衛藤可奈美か、と意識しながら、ハルトは味噌汁を一気に飲み干す。
知久の隣に座ったまどかは、手を組み、尋ねた。
「ねえ、可奈美ちゃん。可奈美ちゃんって、私と同じくらいの年だよね? 学校とかは?」
「うーん……色々事情があって、今は休学してるんです」
「休学?」
詢子が首を傾げる。
「中学生なのに、休学ってどういうこと?」
「うーん。行方不明の大切な人を探していて、その手がかりが多分見滝原にあるんです」
「見滝原に?」
鹿目一家が目を丸くした。
可奈美は少し気まずそうに、
「はい。あの、あまり詳しくは言えないんですけど」
「そうなんだ……ギターを持っているってことは、その人は音楽仲間ってことかい?」
知久は可奈美の足元のギターケースを見下ろした。
鹿目宅に来てから、肌身離さずギターケースを手元に置く可奈美だ。

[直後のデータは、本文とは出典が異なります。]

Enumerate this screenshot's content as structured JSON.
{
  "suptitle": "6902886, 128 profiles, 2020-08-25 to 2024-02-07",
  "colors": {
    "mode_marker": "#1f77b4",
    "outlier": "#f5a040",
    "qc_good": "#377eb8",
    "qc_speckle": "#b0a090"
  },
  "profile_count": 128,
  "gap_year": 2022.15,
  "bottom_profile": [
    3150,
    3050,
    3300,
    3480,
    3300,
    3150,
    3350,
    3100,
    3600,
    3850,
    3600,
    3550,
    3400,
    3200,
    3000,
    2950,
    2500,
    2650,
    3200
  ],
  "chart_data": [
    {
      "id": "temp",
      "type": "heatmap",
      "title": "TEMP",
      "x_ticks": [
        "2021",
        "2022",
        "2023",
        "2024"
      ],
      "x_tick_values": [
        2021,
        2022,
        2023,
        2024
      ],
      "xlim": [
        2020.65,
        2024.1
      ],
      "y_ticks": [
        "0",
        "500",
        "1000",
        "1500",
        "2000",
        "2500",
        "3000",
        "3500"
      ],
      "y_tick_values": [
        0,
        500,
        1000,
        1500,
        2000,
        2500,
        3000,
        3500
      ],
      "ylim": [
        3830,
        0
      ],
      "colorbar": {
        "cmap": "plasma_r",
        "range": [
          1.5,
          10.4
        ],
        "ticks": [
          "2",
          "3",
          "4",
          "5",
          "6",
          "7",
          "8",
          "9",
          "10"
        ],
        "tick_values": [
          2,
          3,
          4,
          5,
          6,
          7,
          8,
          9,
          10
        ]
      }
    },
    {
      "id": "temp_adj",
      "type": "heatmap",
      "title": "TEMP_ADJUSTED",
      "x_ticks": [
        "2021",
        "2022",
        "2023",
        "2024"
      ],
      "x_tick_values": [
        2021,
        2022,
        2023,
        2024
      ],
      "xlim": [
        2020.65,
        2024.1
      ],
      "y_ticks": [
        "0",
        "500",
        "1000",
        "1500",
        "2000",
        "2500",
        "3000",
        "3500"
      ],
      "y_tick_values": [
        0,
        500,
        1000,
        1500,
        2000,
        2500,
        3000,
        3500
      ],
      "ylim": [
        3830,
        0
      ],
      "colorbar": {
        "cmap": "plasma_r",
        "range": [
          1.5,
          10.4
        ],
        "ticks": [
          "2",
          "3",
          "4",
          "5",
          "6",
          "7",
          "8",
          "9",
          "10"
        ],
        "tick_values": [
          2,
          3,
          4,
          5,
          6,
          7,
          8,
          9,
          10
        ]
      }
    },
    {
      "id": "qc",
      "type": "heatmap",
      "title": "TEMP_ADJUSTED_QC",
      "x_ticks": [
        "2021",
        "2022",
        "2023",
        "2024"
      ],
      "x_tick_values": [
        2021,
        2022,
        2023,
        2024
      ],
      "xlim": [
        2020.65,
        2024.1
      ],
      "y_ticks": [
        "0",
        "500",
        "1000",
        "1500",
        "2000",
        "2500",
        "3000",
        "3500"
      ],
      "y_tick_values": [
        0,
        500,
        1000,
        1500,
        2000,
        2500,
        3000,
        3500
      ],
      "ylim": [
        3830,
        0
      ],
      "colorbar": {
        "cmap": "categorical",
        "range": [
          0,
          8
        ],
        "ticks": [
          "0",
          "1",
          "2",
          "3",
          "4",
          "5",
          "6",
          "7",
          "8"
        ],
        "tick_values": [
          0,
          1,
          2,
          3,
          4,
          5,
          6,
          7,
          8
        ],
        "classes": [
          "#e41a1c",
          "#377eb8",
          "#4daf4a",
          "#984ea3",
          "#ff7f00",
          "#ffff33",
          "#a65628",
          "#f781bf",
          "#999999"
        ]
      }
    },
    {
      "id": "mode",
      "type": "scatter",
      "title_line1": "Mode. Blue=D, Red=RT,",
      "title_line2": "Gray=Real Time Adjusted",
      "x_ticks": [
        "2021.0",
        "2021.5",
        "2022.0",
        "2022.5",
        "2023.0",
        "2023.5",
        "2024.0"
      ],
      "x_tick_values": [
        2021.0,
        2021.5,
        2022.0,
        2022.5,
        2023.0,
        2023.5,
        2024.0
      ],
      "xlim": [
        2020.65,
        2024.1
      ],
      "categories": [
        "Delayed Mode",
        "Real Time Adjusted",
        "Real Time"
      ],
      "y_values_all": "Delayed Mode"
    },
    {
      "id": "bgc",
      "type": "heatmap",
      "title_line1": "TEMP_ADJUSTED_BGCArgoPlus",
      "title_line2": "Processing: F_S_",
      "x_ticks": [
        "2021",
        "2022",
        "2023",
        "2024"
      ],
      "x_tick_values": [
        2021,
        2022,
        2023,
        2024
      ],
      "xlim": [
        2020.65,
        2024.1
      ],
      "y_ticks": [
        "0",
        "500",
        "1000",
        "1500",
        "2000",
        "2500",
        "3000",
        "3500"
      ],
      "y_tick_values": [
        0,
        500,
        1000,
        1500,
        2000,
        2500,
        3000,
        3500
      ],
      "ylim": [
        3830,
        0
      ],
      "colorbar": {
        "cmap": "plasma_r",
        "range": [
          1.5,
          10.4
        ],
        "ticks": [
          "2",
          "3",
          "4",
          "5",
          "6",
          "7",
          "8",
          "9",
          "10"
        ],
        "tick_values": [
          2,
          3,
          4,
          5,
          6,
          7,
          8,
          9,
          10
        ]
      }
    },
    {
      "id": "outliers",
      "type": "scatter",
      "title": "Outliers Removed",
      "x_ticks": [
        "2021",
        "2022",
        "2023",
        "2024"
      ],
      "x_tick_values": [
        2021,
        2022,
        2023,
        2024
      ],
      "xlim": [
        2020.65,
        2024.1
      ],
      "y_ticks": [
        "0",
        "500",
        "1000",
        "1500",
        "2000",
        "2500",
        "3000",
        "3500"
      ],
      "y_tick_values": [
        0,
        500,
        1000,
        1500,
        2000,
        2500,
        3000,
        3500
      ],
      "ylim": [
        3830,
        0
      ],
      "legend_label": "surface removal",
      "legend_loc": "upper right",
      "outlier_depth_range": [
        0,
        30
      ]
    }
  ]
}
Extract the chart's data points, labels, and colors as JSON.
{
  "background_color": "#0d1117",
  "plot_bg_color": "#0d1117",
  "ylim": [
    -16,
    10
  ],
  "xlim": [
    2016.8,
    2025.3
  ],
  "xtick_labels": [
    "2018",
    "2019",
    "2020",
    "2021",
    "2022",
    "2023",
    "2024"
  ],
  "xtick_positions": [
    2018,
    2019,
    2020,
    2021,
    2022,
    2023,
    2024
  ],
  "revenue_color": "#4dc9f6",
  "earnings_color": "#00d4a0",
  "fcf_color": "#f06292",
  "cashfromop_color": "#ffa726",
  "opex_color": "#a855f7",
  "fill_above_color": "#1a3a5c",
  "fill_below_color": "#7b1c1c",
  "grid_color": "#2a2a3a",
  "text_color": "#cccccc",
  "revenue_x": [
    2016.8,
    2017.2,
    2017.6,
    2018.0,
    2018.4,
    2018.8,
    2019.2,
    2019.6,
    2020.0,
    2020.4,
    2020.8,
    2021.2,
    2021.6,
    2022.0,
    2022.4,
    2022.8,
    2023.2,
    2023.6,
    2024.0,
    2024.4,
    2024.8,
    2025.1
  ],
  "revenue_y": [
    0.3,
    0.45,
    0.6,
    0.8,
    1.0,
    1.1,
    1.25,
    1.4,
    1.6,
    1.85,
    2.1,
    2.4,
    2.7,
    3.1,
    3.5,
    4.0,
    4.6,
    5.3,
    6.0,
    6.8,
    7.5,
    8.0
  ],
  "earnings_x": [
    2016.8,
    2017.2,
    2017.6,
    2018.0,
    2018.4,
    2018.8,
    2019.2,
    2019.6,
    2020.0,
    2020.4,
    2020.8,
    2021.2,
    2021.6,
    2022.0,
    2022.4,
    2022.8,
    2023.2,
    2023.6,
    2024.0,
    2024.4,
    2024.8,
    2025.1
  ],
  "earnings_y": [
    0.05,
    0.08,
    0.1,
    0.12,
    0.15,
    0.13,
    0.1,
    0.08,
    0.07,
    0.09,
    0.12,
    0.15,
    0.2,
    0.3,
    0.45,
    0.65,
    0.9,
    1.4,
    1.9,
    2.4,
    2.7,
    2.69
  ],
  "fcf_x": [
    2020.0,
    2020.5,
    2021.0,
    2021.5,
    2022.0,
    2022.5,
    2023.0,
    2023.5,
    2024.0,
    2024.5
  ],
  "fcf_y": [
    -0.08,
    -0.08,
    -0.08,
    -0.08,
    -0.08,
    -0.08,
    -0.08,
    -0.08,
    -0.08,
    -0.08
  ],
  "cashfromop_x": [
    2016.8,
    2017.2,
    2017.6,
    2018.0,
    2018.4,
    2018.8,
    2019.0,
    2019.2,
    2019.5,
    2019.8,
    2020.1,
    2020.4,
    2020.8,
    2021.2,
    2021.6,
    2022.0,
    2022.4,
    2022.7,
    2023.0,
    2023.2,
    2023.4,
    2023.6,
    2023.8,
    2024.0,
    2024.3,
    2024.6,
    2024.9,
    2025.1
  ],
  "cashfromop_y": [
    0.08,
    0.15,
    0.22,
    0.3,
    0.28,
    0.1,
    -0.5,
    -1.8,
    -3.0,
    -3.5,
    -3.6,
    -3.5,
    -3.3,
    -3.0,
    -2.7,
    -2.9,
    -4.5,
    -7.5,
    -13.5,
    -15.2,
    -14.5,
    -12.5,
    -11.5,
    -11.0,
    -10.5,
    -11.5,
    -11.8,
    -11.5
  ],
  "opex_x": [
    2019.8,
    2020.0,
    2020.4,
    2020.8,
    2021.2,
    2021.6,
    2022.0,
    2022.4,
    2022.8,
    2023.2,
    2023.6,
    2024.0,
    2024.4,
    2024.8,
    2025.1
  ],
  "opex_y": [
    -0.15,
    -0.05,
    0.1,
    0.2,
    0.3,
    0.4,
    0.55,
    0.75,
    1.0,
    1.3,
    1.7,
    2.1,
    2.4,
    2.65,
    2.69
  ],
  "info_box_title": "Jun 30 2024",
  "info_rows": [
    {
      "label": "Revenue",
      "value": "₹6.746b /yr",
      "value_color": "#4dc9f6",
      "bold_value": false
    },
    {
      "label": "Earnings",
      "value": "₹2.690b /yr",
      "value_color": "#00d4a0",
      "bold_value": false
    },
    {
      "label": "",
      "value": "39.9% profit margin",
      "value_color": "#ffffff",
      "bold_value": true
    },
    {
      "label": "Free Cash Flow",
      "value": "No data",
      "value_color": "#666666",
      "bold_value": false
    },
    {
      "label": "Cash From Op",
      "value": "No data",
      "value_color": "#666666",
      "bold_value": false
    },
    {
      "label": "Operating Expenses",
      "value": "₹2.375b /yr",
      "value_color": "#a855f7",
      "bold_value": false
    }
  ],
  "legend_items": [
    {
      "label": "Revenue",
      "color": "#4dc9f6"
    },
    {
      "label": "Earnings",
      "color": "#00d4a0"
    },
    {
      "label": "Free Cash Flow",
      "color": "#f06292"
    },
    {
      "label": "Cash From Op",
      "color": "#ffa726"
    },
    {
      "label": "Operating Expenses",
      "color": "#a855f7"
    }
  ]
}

ハルトもずっとそれが気になっていた。
可奈美はギターケースを胸に寄せ、頷いた。
「うん。これがきっと、その人と再会させてくれるから……」
抱き寄せる彼女は、ただの物への執着には見えなかった。
「二人とも」
今度は、知久が口を開く。
「旅をしているって、どこで寝ているの?」
「「え?」」
その言葉に、ハルトと、少女可奈美は目を合わせる。可奈美が手で「どうぞ」と差し出したので、ハルトは「コホン」と咳払いをする。
「まあ、基本は野宿です。公園で寝るのが理想ですね」
「私も、いつもはホームレス中学生です」
すると、家族三人の目が点になった。
口々に「十代でそんなに……」「最近の若い人の苦労はエキセントリックだね」「ごめんなさい。もっと私が早く気付いていれば」と口にしていた。
ハルトは慌てて、
「ああ、でも慣れていますし。場合によってはバイトとかして日銭を稼いだりしてますよ。今の所持金は十円しかないけど。えっと……可奈美ちゃんは?」
「私はまだ旅始めてから半年くらいですけど。どうしてもっていうときは、年齢詐称でバイトしてます。家出少女扱いですけど」
「……まどかちゃん。一番エキセントリックなのは可奈美ちゃんだと思うよ」
「どっちもどっちですよ!」
まどかが白目で机を叩いた。
「うーん……ハルトさんへのお礼って、改めて考えるとお手伝いよりも住む場所探しの方が重要なんじゃ」
「そんなことない。旅も慣れれば楽しいよ。ね、可奈美ちゃん」
「うーん……私はどっちでもないかな?」
可奈美は手を顎に当てながら答えた。